Imagine this: out of the corner of your eye you become aware of a dark shape moving slowly over the tastefully neutral Scandinavian rug in your flat… Almost unwillingly you turn your head, dread sparking into life and gathering speed along your neural pathways, tunneling through the blank screen of shock… A cockroach!
After having screamed and flailed and spilt your coffee as it scuttles off behind the sofa, you go off trembling and clammy to buy something lethal in a spray can, and when you get back it announces it has claimed squatter’s rights and is sitting on your sofa-bed working its way through a family-sized packet of Anzac biscuits. It has been browsing your books, it says, waggling its antennae all over Paths Towards Utopia, and has radicalised itself in the time you were standing in the checkout queue taking steadying breaths.
You are more troubled by the fact it can speak, in a voice that sounds like dozens of pairs of scissors in flight. Amused by your shock at its rapid adaptation and sheer bloody cheek, it then berates you as to the folly of your species. We outlasted the dinosaurs, it snickers. We can survive your doomed empire and your Raid and your Deet and your Ariel Ultra and your Venus Gillette and your damned gluten-free cereal bars too.
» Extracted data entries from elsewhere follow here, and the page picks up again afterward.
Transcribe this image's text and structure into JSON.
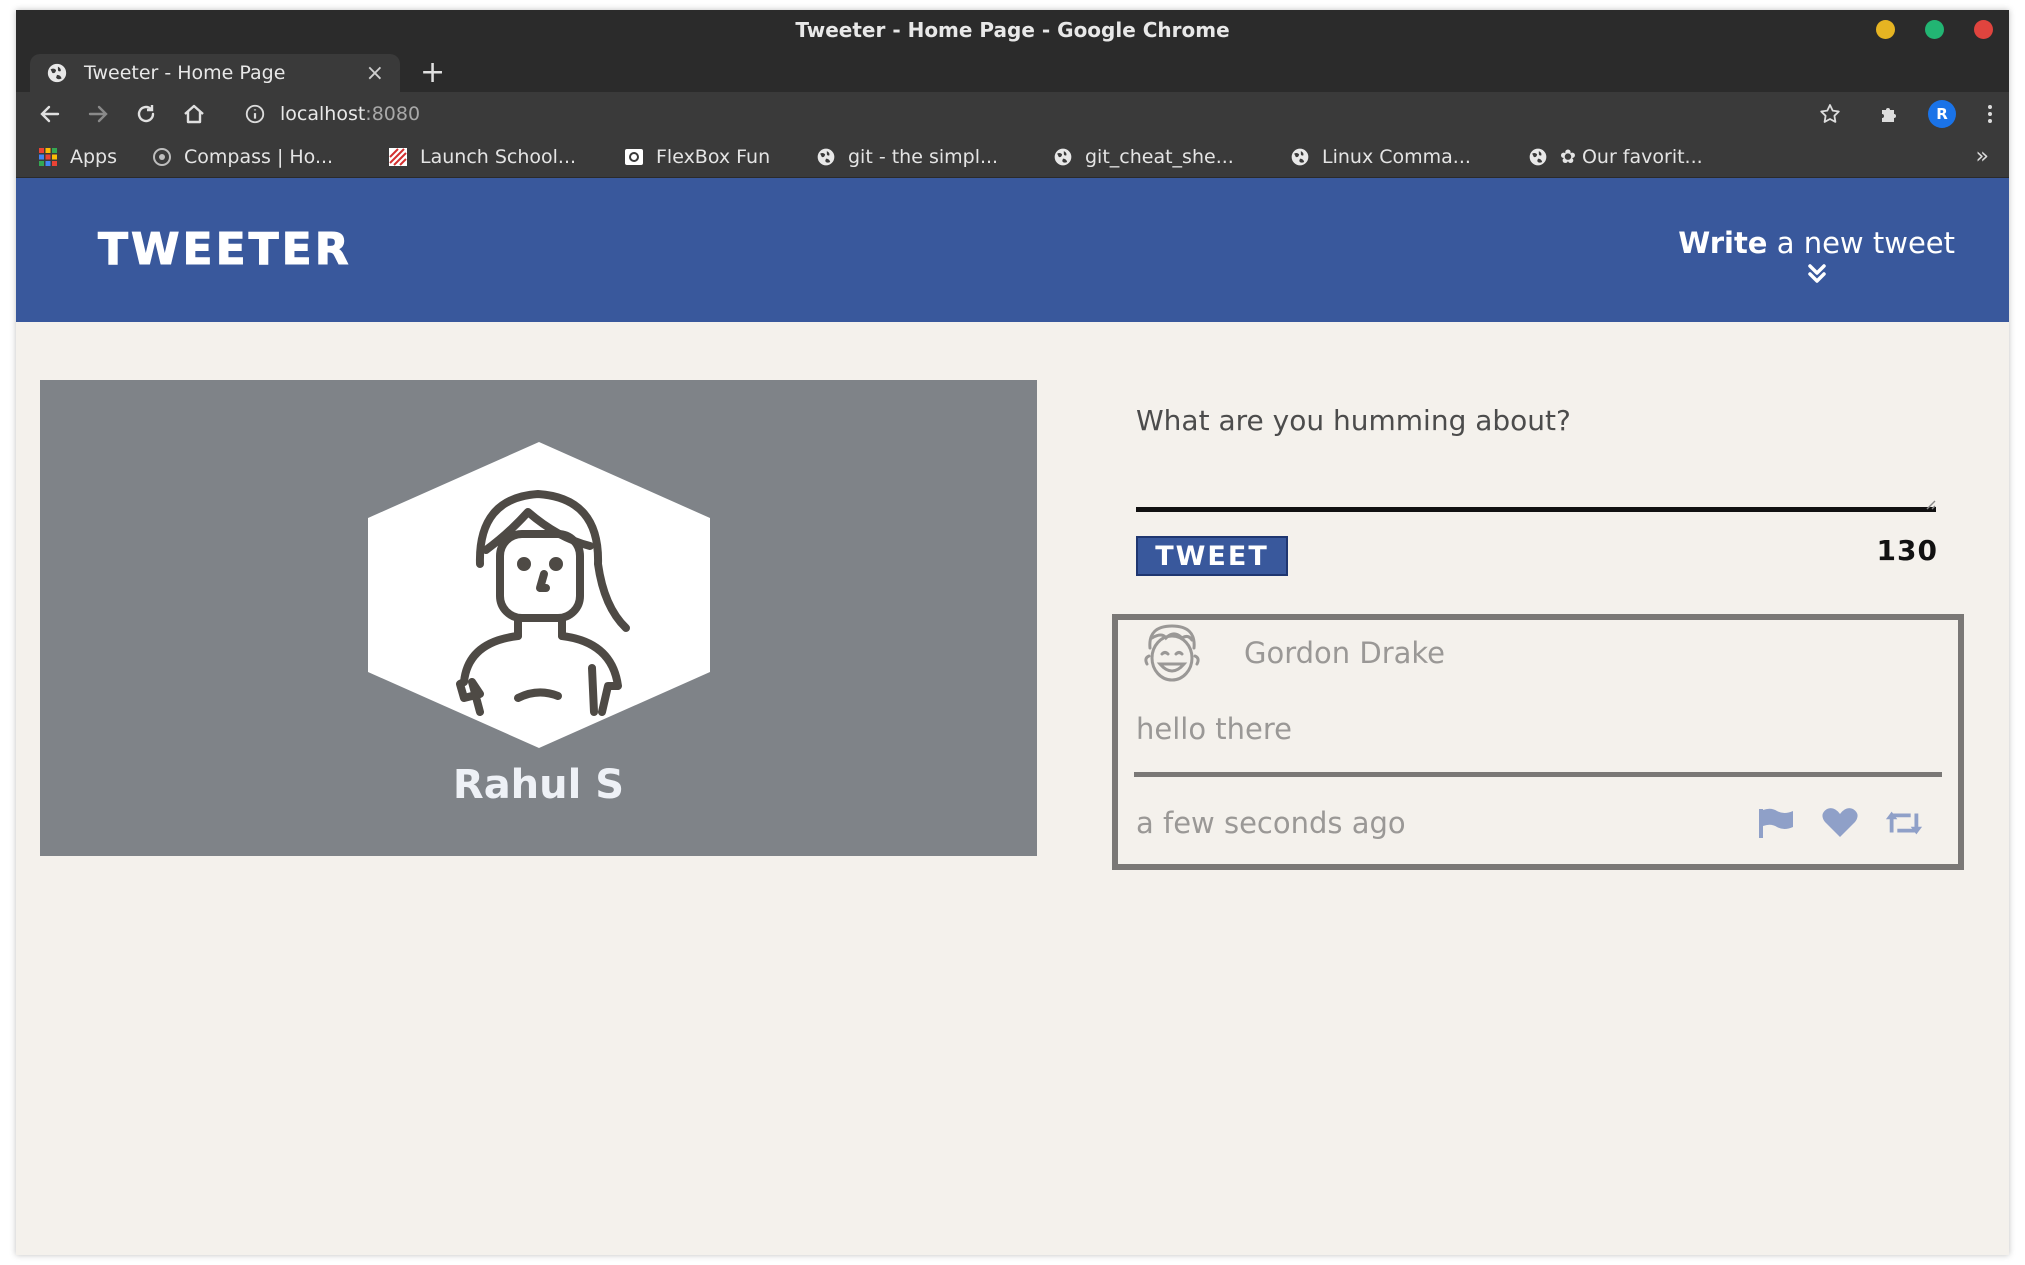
{
  "browser": {
    "window_title": "Tweeter - Home Page - Google Chrome",
    "tab_title": "Tweeter - Home Page",
    "tab_close_glyph": "×",
    "new_tab_glyph": "+",
    "url_host": "localhost",
    "url_port": ":8080",
    "profile_initial": "R",
    "bookmarks": [
      {
        "label": "Apps",
        "icon": "apps-grid-icon"
      },
      {
        "label": "Compass | Ho...",
        "icon": "compass-icon"
      },
      {
        "label": "Launch School...",
        "icon": "launch-school-icon"
      },
      {
        "label": "FlexBox Fun",
        "icon": "flexbox-icon"
      },
      {
        "label": "git - the simpl...",
        "icon": "globe-icon"
      },
      {
        "label": "git_cheat_she...",
        "icon": "globe-icon"
      },
      {
        "label": "Linux Comma...",
        "icon": "globe-icon"
      },
      {
        "label": "✿ Our favorit...",
        "icon": "globe-icon"
      }
    ],
    "bookmarks_overflow": "»",
    "window_controls": {
      "minimize": "#e6b422",
      "maximize": "#22b573",
      "close": "#e0443e"
    }
  },
  "nav": {
    "logo": "TWEETER",
    "write_bold": "Write",
    "write_rest": " a new tweet",
    "brand_color": "#39589c"
  },
  "profile": {
    "name": "Rahul S"
  },
  "compose": {
    "placeholder": "What are you humming about?",
    "button_label": "TWEET",
    "counter": "130"
  },
  "tweet": {
    "author": "Gordon Drake",
    "content": "hello there",
    "timestamp": "a few seconds ago",
    "actions": [
      "flag-icon",
      "heart-icon",
      "retweet-icon"
    ],
    "action_color": "#8fa0c8"
  }
}
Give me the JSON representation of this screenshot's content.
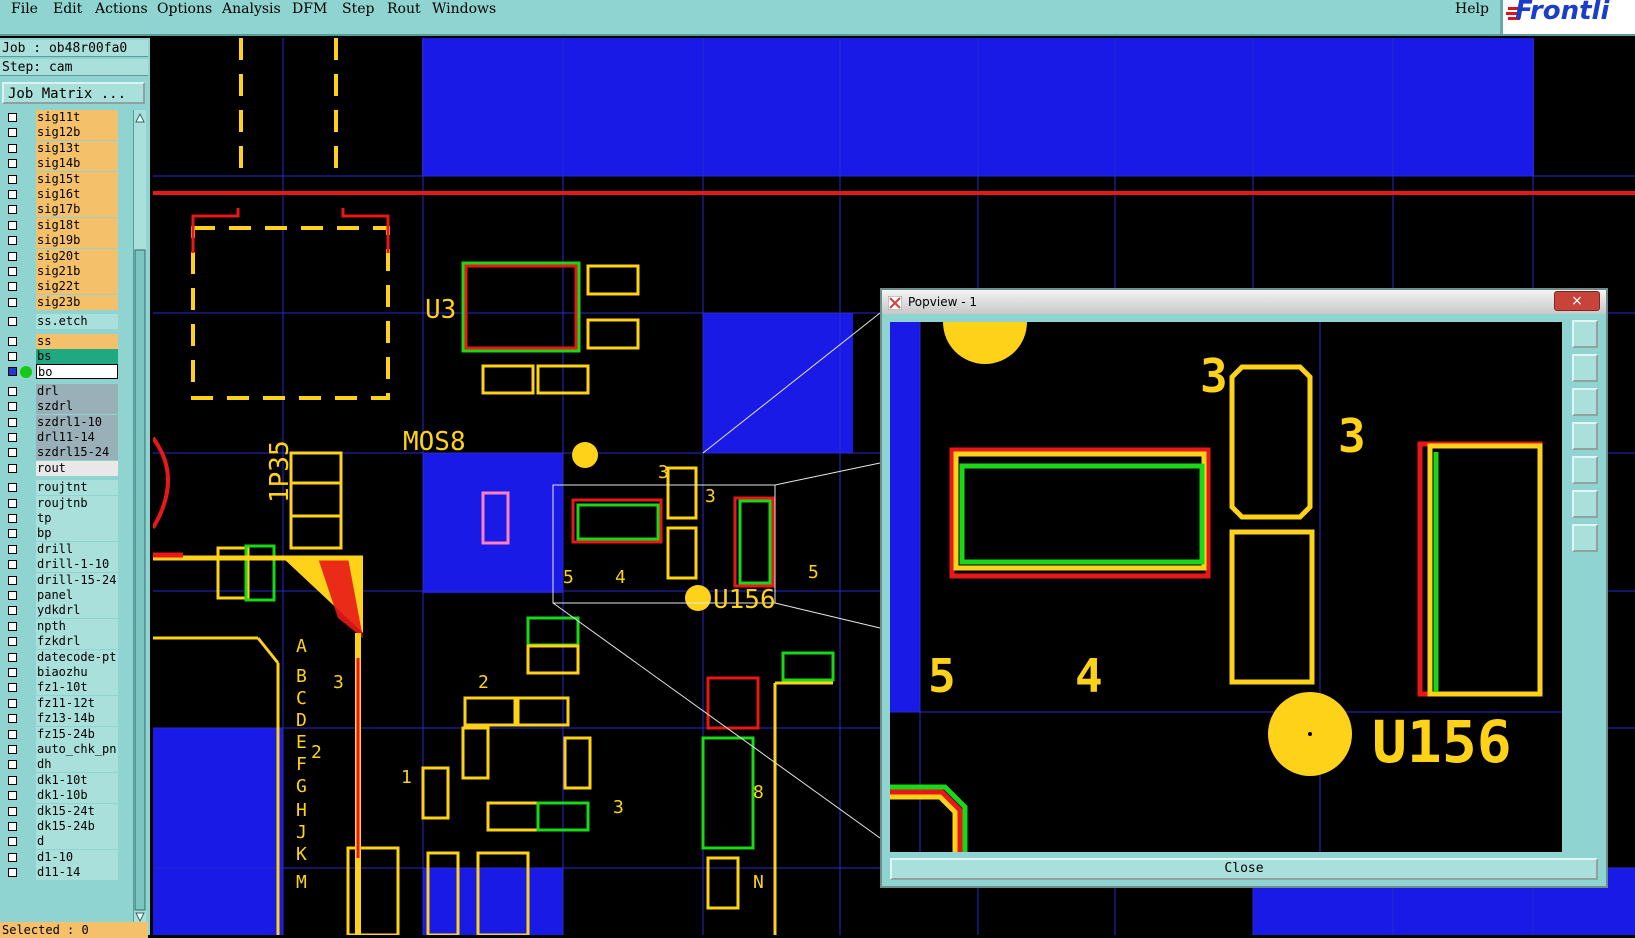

You return home after the night shift to find it weeping in the bathroom smeared with all the skin creams it could find in your medicine cabinet, because it is drawn to unattainable feminine stereotypes of beauty even though it considers them to be harmful, and the cognitive dissonance between these two contradictory ideas overwhelmed its prehistoric brain and it short-circuited. Its body casing is greasy and faintly perfumed. Blobs of Nivea SPF 15 splatter from its rattling heaving wings onto the tiles.
Then you find it has been ordering slimming pills on your credit card. You are livid but finally have grounds for the arrest of the cockroach for larceny and fraud. The attending officer laughs in your face and suggests you take some time off work. The cockroach has perked up, amused by your failings. It pours itself a gin and tonic, and moves back towards the bookcase.